Правда, вот мой комиссар — Константин всё по бабам-девка м шастал — наболовался там на флоте. Всё моря-океаны. Кронштаты! А почему? По той же причине. Кто по мужской части сильнее будет, тот мене шастает. Ему и так ладно. А что слабый — ему чем разней, тем надёжнее. Вот он и мотается. У нас это дело известное. Вот и сейчас про это целые книжки пишут и у Белорусского вокзала на лотке торгуют, а люди убиваются нарасхват. А зря. Про это уже давно в Библии (спаси, Царица Небесная, и помилуй!) всё изложено… Она же за ним, как птица, летала. Как птица!.. Четыре смены обедало по двадцать пять человек, а мы уж сами в пятый круг! Ладному угоди, а сам оголоди… И званные тут были, и незваные, и люди, и нахалы — во два раза умудрялись. Истинный Бог! Своими глазами видела. Петровна перевела дух, устала. — Вот теперь будет Год, будем звать, кто несли, кто яму копали, крышку подносили…
«Пейте жилы, пока живы, помрёте — трясьца попьёте». Генка, пёс, приехал:
— Где мама?!
— Ты что так долго ехал?! На перекладинах что ли? Похоронили уже, — это я ему.
Ну, сел за стол. Выпили первоприездную, ко второй приступили. И взялся пить по северному. Я ему: «Генка! — говорю, чегой-то у меня шишка на ноге болит, зараза, нет сил терпеть, у большого пальца на левой? На похоронах доченьки соскользнула и по пальцу и мне!.. Крышка гробная. Хочешь, покажу?»
— Не надо, говорит, врачу покажи.
— Да я показывала, он мазь прописал, а от мази ещё хуже. Я и травы варила, и желчь прикладывала, разламывает ногу, хоть руби её.
— Взяла бы да отрубила.
— Ты ведь за мной ходить не станешь?
— А кто за меня в шахте колупаться будет?

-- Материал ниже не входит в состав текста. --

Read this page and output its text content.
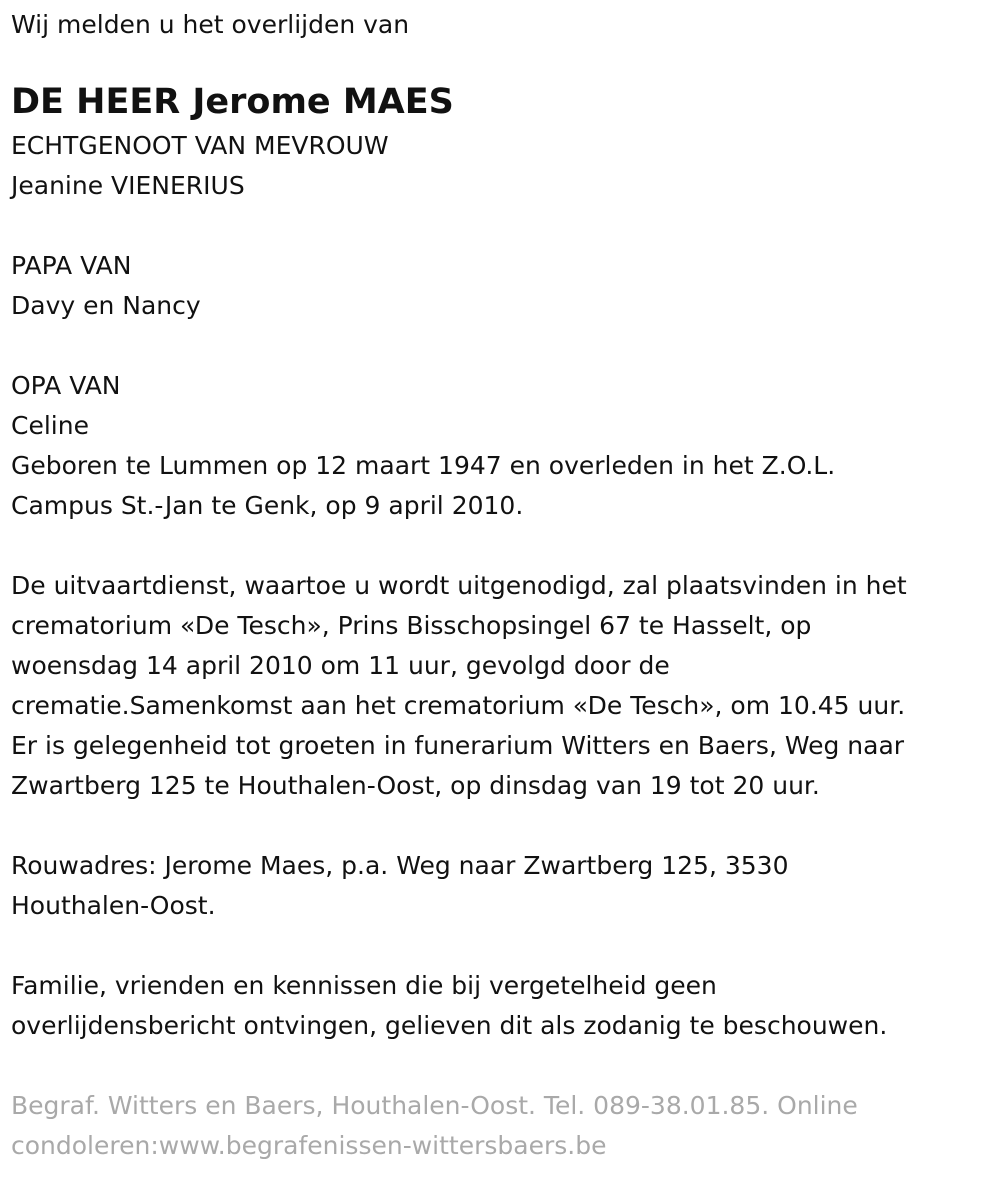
Wij melden u het overlijden van

DE HEER Jerome MAES

ECHTGENOOT VAN MEVROUW

Jeanine VIENERIUS

PAPA VAN

Davy en Nancy

OPA VAN

Celine

Geboren te Lummen op 12 maart 1947 en overleden in het Z.O.L.

Campus St.-Jan te Genk, op 9 april 2010.

De uitvaartdienst, waartoe u wordt uitgenodigd, zal plaatsvinden in het

crematorium «De Tesch», Prins Bisschopsingel 67 te Hasselt, op

woensdag 14 april 2010 om 11 uur, gevolgd door de

crematie.Samenkomst aan het crematorium «De Tesch», om 10.45 uur.

Er is gelegenheid tot groeten in funerarium Witters en Baers, Weg naar

Zwartberg 125 te Houthalen-Oost, op dinsdag van 19 tot 20 uur.

Rouwadres: Jerome Maes, p.a. Weg naar Zwartberg 125, 3530

Houthalen-Oost.

Familie, vrienden en kennissen die bij vergetelheid geen

overlijdensbericht ontvingen, gelieven dit als zodanig te beschouwen.

Begraf. Witters en Baers, Houthalen-Oost. Tel. 089-38.01.85. Online

condoleren:www.begrafenissen-wittersbaers.be
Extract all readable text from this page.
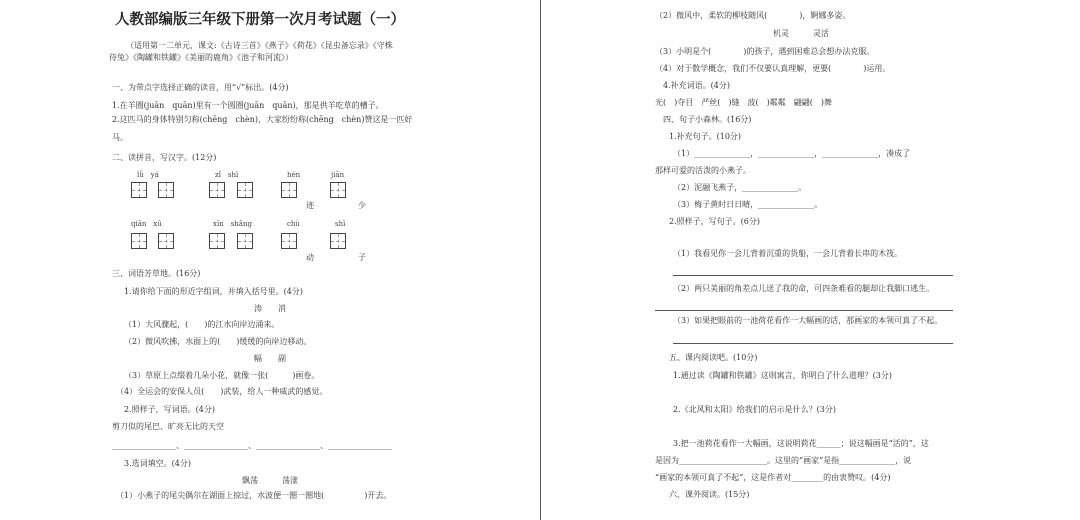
人教部编版三年级下册第一次月考试题（一）
（适用第一二单元，课文:《古诗三首》《燕子》《荷花》《昆虫备忘录》《守株
待兔》《陶罐和铁罐》《美丽的鹿角》《池子和河流》）
一、为带点字选择正确的读音，用“√”标出。(4分)
1.在羊圈(juān　quān)里有一个圆圈(juān　quān)，那是供羊吃草的槽子。
2.这匹马的身体特别匀称(chēng　chèn)，大家纷纷称(chēng　chèn)赞这是一匹好
马。
二、读拼音，写汉字。(12分)
lǜ　yá	zǐ　shì	hén	jiān
迹	少
qiān　xū	xīn　shǎng	chù	shī
动	子
三、词语芳草地。(16分)
1.请你给下面的形近字组词，并填入括号里。(4分)
涛　　消
（1）大风骤起，(　　)的江水向岸边涌来。
（2）微风吹拂，水面上的(　　)缓缓的向岸边移动。
幅　　副
（3）草原上点缀着几朵小花，就像一张(　　　)画卷。
（4）全运会的安保人员(　　)武装，给人一种威武的感觉。
2.照样子，写词语。(4分)
剪刀似的尾巴、旷亮无比的天空
________________、________________、________________、________________
3.选词填空。(4分)
飘荡　　　荡漾
（1）小燕子的尾尖偶尔在湖面上掠过，水波便一圈一圈地(　　　　　)开去。
（2）微风中，柔软的柳枝随风(　　　　)，婀娜多姿。
机灵　　　灵活
（3）小明是个(　　　　)的孩子，遇到困难总会想办法克服。
（4）对于数学概念，我们不仅要认真理解，更要(　　　　)运用。
4.补充词语。(4分)
光(　)夺目　严丝(　)缝　波(　)粼粼　翩翩(　)舞
四、句子小森林。(16分)
1.补充句子。(10分)
（1）______________，______________，______________，凑成了
那样可爱的活泼的小燕子。
（2）泥融飞燕子，______________。
（3）梅子黄时日日晴，______________。
2.照样子，写句子。(6分)
（1）我看见你一会儿背着沉重的货船，一会儿背着长串的木筏。
（2）两只美丽的角差点儿送了我的命，可四条难看的腿却让我脚口逃生。
（3）如果把眼前的一池荷花看作一大幅画的话，那画家的本领可真了不起。
五、课内阅读吧。(10分)
1.通过读《陶罐和铁罐》这则寓言，你明白了什么道理？(3分)
2.《北风和太阳》给我们的启示是什么？(3分)
3.把一池荷花看作一大幅画，这说明荷花______；说这幅画是“活的”，这
是因为______________________。这里的“画家”是指______________，说
“画家的本领可真了不起”，这是作者对________的由衷赞叹。(4分)
六、课外阅读。(15分)
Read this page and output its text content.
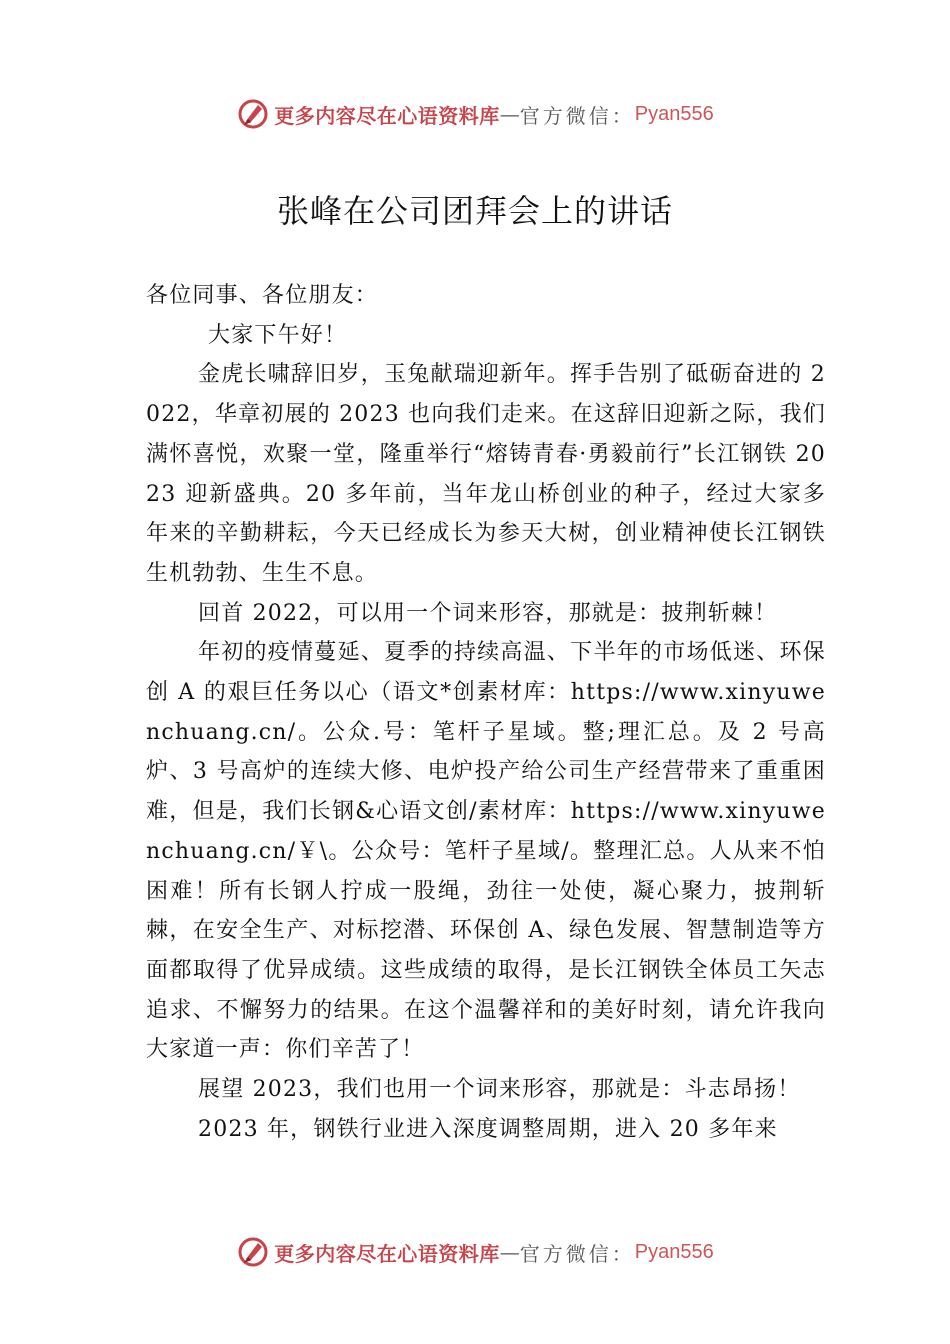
更多内容尽在心语资料库 — 官方微信： Pyan556
张峰在公司团拜会上的讲话

各位同事、各位朋友：

大家下午好！

金虎长啸辞旧岁，玉兔献瑞迎新年。挥手告别了砥砺奋进的 2022，华章初展的 2023 也向我们走来。在这辞旧迎新之际，我们满怀喜悦，欢聚一堂，隆重举行“熔铸青春·勇毅前行”长江钢铁 2023 迎新盛典。20 多年前，当年龙山桥创业的种子，经过大家多年来的辛勤耕耘，今天已经成长为参天大树，创业精神使长江钢铁生机勃勃、生生不息。

回首 2022，可以用一个词来形容，那就是：披荆斩棘！

年初的疫情蔓延、夏季的持续高温、下半年的市场低迷、环保创 A 的艰巨任务以心（语文*创素材库：https://www.xinyuwenchuang.cn/。公众.号：笔杆子星域。整;理汇总。及 2 号高炉、3 号高炉的连续大修、电炉投产给公司生产经营带来了重重困难，但是，我们长钢&心语文创/素材库：https://www.xinyuwenchuang.cn/￥\。公众号：笔杆子星域/。整理汇总。人从来不怕困难！所有长钢人拧成一股绳，劲往一处使，凝心聚力，披荆斩棘，在安全生产、对标挖潜、环保创 A、绿色发展、智慧制造等方面都取得了优异成绩。这些成绩的取得，是长江钢铁全体员工矢志追求、不懈努力的结果。在这个温馨祥和的美好时刻，请允许我向大家道一声：你们辛苦了！

展望 2023，我们也用一个词来形容，那就是：斗志昂扬！

2023 年，钢铁行业进入深度调整周期，进入 20 多年来

更多内容尽在心语资料库 — 官方微信： Pyan556
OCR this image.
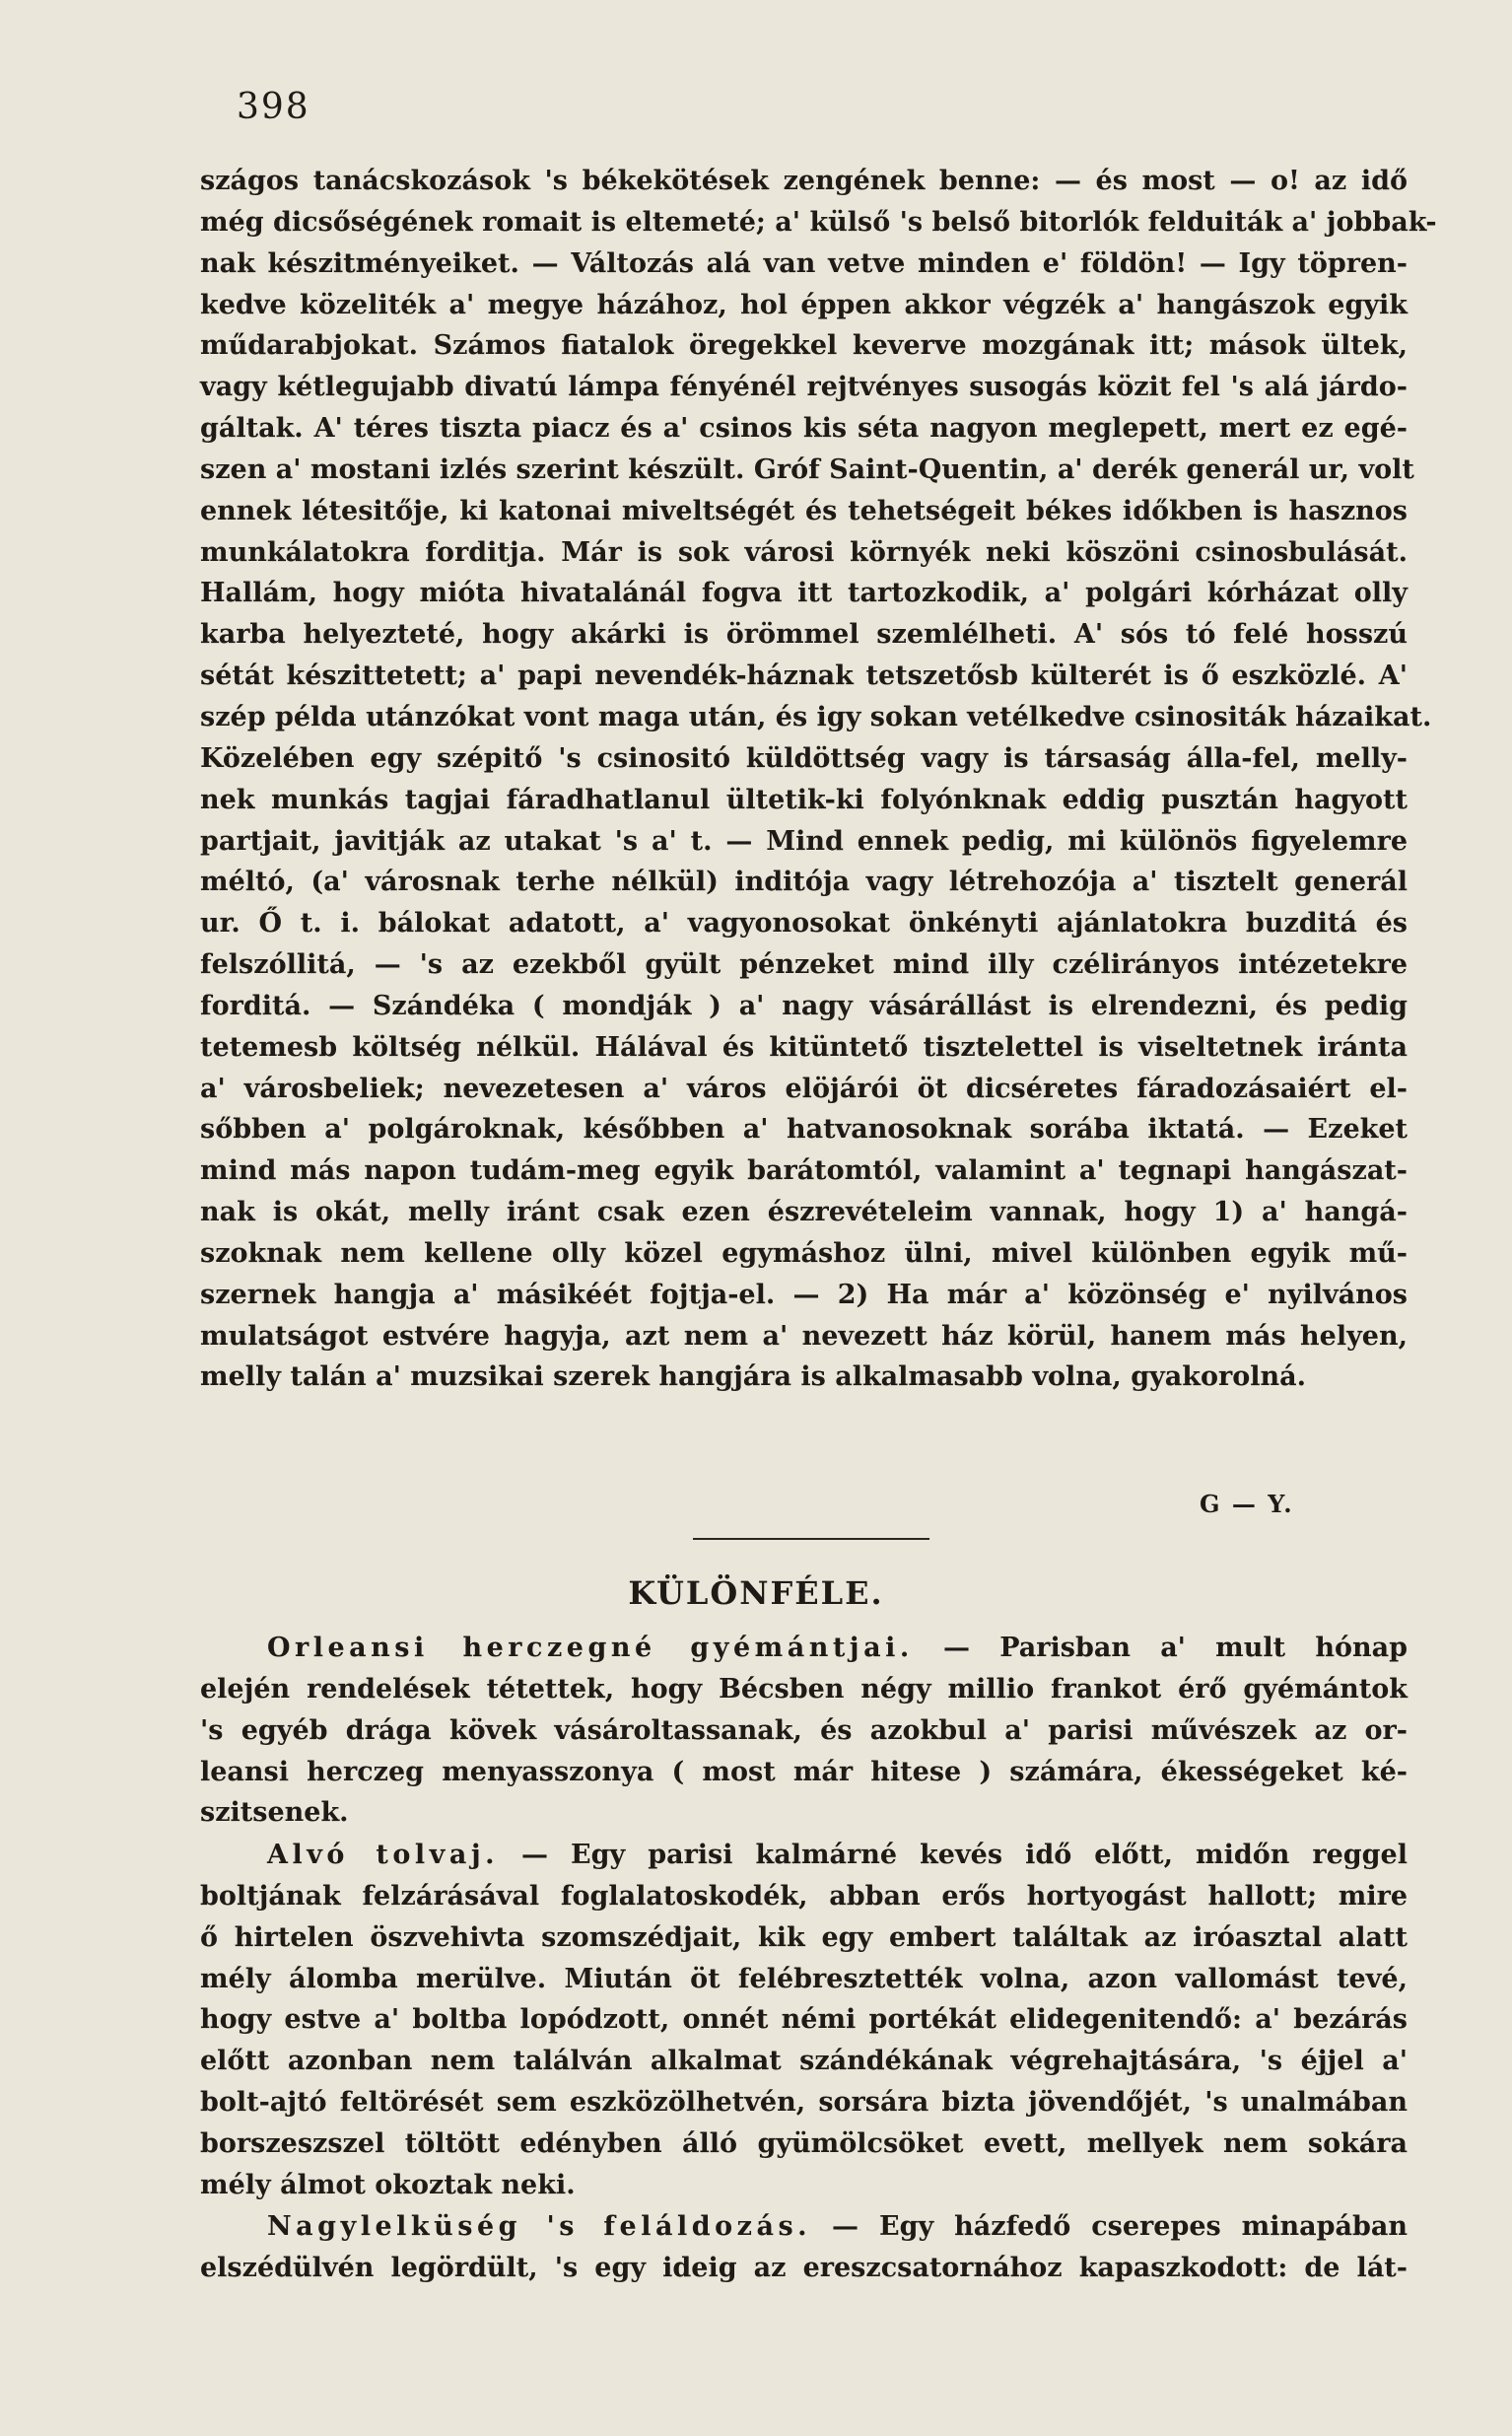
398
szágos tanácskozások 's békekötések zengének benne: — és most — o! az idő
még dicsőségének romait is eltemeté; a' külső 's belső bitorlók felduiták a' jobbak-
nak készitményeiket. — Változás alá van vetve minden e' földön! — Igy töpren-
kedve közeliték a' megye házához, hol éppen akkor végzék a' hangászok egyik
műdarabjokat. Számos fiatalok öregekkel keverve mozgának itt; mások ültek,
vagy kétlegujabb divatú lámpa fényénél rejtvényes susogás közit fel 's alá járdo-
gáltak. A' téres tiszta piacz és a' csinos kis séta nagyon meglepett, mert ez egé-
szen a' mostani izlés szerint készült. Gróf Saint-Quentin, a' derék generál ur, volt
ennek létesitője, ki katonai miveltségét és tehetségeit békes időkben is hasznos
munkálatokra forditja. Már is sok városi környék neki köszöni csinosbulását.
Hallám, hogy mióta hivatalánál fogva itt tartozkodik, a' polgári kórházat olly
karba helyezteté, hogy akárki is örömmel szemlélheti. A' sós tó felé hosszú
sétát készittetett; a' papi nevendék-háznak tetszetősb külterét is ő eszközlé. A'
szép példa utánzókat vont maga után, és igy sokan vetélkedve csinositák házaikat.
Közelében egy szépitő 's csinositó küldöttség vagy is társaság álla-fel, melly-
nek munkás tagjai fáradhatlanul ültetik-ki folyónknak eddig pusztán hagyott
partjait, javitják az utakat 's a' t. — Mind ennek pedig, mi különös figyelemre
méltó, (a' városnak terhe nélkül) inditója vagy létrehozója a' tisztelt generál
ur. Ő t. i. bálokat adatott, a' vagyonosokat önkényti ajánlatokra buzditá és
felszóllitá, — 's az ezekből gyült pénzeket mind illy czélirányos intézetekre
forditá. — Szándéka ( mondják ) a' nagy vásárállást is elrendezni, és pedig
tetemesb költség nélkül. Hálával és kitüntető tisztelettel is viseltetnek iránta
a' városbeliek; nevezetesen a' város elöjárói öt dicséretes fáradozásaiért el-
sőbben a' polgároknak, későbben a' hatvanosoknak sorába iktatá. — Ezeket
mind más napon tudám-meg egyik barátomtól, valamint a' tegnapi hangászat-
nak is okát, melly iránt csak ezen észrevételeim vannak, hogy 1) a' hangá-
szoknak nem kellene olly közel egymáshoz ülni, mivel különben egyik mű-
szernek hangja a' másikéét fojtja-el. — 2) Ha már a' közönség e' nyilvános
mulatságot estvére hagyja, azt nem a' nevezett ház körül, hanem más helyen,
melly talán a' muzsikai szerek hangjára is alkalmasabb volna, gyakorolná.
G — Y.
KÜLÖNFÉLE.
Orleansi herczegné gyémántjai. — Parisban a' mult hónap
elején rendelések tétettek, hogy Bécsben négy millio frankot érő gyémántok
's egyéb drága kövek vásároltassanak, és azokbul a' parisi művészek az or-
leansi herczeg menyasszonya ( most már hitese ) számára, ékességeket ké-
szitsenek.
Alvó tolvaj. — Egy parisi kalmárné kevés idő előtt, midőn reggel
boltjának felzárásával foglalatoskodék, abban erős hortyogást hallott; mire
ő hirtelen öszvehivta szomszédjait, kik egy embert találtak az iróasztal alatt
mély álomba merülve. Miután öt felébresztették volna, azon vallomást tevé,
hogy estve a' boltba lopódzott, onnét némi portékát elidegenitendő: a' bezárás
előtt azonban nem találván alkalmat szándékának végrehajtására, 's éjjel a'
bolt-ajtó feltörését sem eszközölhetvén, sorsára bizta jövendőjét, 's unalmában
borszeszszel töltött edényben álló gyümölcsöket evett, mellyek nem sokára
mély álmot okoztak neki.
Nagylelküség 's feláldozás. — Egy házfedő cserepes minapában
elszédülvén legördült, 's egy ideig az ereszcsatornához kapaszkodott: de lát-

Не дури, — говорит, — валяй в москву. Пусть вылечивают А то как маманя, поляжешь на гробки, а я на похороны не успею. Знаешь, как у нас самолёты на севере летают? Хочет летит, хочет — нет. летают? Валяй в Москву поездом!
— Генка! — жалостно попросила на прощанье бабуля. — Не мокай редиську в солонку.